No the problem is actually a much different one (see below).
> intersection of sphere at <0,0,-10>, radius 10.3
> with sphere at <0,0,10>, radius 10.3
>
> the bounding box of each sphere is a box of 20.6 side.
> the bounding box of the intersection is 20.6 x 20.6 x ~40
> (that's a volume!)
If you actually try this, you'll find that POV-Ray will come up with a
bounding box from <-10.3,-10.3,-0.30> to <-10.3,-10.3,-0.30>.
Intersection bounding boxes are computed by intersecting the individual
boxes, not adding them.
The /real/ problem typically manifests as the "many-holes problem":
Picture a 20x20 units slab, with 1 unit diameter holes drilled at
distances of 2 units, cut out using cylinders and the "difference"
statement. That's 10x10 = 100 holes. Internally, the construct is
represented as an intersection of a box and inverse cylinders.
Now, whenever the construct is tested for an intersection, this involves
two steps:
(1) Compute /potential/ intersections with the compound object, by
finding intersections with the primitives.
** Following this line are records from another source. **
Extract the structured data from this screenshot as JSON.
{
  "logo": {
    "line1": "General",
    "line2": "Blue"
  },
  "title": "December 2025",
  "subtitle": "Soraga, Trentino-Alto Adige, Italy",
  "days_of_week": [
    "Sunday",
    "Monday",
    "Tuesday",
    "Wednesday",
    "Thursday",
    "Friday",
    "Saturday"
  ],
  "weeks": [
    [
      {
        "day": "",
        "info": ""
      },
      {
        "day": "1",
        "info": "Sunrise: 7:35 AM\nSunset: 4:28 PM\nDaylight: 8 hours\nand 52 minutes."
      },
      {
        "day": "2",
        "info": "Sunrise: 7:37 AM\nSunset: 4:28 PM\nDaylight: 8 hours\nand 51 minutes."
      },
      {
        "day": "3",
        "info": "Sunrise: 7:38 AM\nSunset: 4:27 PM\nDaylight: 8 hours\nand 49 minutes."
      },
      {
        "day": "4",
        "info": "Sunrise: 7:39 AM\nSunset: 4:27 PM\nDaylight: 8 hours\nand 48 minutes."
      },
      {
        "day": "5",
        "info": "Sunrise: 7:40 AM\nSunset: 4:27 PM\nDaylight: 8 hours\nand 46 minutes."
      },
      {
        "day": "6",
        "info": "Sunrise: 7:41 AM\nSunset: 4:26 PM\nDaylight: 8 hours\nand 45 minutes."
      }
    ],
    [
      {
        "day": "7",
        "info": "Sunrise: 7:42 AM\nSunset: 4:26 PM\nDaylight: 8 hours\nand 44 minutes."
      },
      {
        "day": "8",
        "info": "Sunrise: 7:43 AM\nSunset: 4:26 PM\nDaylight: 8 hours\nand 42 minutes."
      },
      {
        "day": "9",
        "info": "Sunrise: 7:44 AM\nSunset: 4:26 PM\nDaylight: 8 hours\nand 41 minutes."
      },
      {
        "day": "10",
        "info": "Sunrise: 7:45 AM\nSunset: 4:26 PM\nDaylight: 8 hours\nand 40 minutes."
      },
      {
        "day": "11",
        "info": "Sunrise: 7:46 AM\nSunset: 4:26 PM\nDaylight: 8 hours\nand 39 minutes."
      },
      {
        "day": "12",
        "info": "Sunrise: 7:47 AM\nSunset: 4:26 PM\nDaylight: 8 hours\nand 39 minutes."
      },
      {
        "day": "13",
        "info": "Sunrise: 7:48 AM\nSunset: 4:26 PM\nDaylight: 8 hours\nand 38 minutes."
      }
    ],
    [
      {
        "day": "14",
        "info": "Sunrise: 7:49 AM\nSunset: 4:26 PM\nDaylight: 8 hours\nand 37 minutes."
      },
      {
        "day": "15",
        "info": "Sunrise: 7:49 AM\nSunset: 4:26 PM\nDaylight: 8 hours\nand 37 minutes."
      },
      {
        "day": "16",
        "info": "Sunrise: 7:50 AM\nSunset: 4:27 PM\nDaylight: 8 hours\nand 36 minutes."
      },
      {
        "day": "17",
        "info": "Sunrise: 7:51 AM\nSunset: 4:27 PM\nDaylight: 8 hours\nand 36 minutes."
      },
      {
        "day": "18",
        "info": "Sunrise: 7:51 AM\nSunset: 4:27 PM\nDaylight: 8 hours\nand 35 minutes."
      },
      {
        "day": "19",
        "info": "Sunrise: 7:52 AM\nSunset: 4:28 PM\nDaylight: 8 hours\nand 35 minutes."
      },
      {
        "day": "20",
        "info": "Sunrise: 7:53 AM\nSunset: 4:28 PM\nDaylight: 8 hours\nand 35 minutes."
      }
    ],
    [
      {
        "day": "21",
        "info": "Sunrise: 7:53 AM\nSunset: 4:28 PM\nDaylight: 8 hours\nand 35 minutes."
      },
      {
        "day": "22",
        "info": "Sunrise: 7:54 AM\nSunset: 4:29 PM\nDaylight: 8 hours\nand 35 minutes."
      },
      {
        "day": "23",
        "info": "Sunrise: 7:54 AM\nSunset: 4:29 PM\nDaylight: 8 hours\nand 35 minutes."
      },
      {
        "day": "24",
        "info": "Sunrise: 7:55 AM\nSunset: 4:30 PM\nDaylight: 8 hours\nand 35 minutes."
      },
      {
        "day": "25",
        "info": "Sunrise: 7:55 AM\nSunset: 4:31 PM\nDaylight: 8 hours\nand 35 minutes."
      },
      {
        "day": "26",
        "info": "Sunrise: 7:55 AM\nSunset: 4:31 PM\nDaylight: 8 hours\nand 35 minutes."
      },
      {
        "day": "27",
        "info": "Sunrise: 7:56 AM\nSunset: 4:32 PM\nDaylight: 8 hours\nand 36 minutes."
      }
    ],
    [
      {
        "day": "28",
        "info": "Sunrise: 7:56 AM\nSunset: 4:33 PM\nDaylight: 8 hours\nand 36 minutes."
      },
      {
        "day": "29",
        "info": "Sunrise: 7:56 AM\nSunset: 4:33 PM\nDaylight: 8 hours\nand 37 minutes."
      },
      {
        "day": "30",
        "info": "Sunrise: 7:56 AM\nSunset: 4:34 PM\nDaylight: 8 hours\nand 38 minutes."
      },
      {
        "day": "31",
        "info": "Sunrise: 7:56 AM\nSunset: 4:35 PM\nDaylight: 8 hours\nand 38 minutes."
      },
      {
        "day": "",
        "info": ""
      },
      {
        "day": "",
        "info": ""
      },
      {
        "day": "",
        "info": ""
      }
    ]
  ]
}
(2) Test which of the potential intersections is contained in /all/
other members.
Step 1 is not much of a big deal, as POV-Ray uses a quite smart bounding
hierarchy there.
Step 2, however, breaks your neck - not because each test would be
difficult; actually, POV-Ray can (and does) make use of bounding boxes
here, too (if the point is outside the inverted cylinder's bounding box,
it is definitely outside the cylinder and therefore inside its inverse,
and further testing is only required when inside the bounding box). But
when having to perform the test for 100 members, it's still bad enough.
What's missing there is probably some bounding hierarchy in CSG
intersection objects. Or, alternatively, a completely different approach
at intersection-type CSG objects that gets away without inside-tests,
instead making use of intersection tests only (checking the order in
which the light ray enters and leaves the members).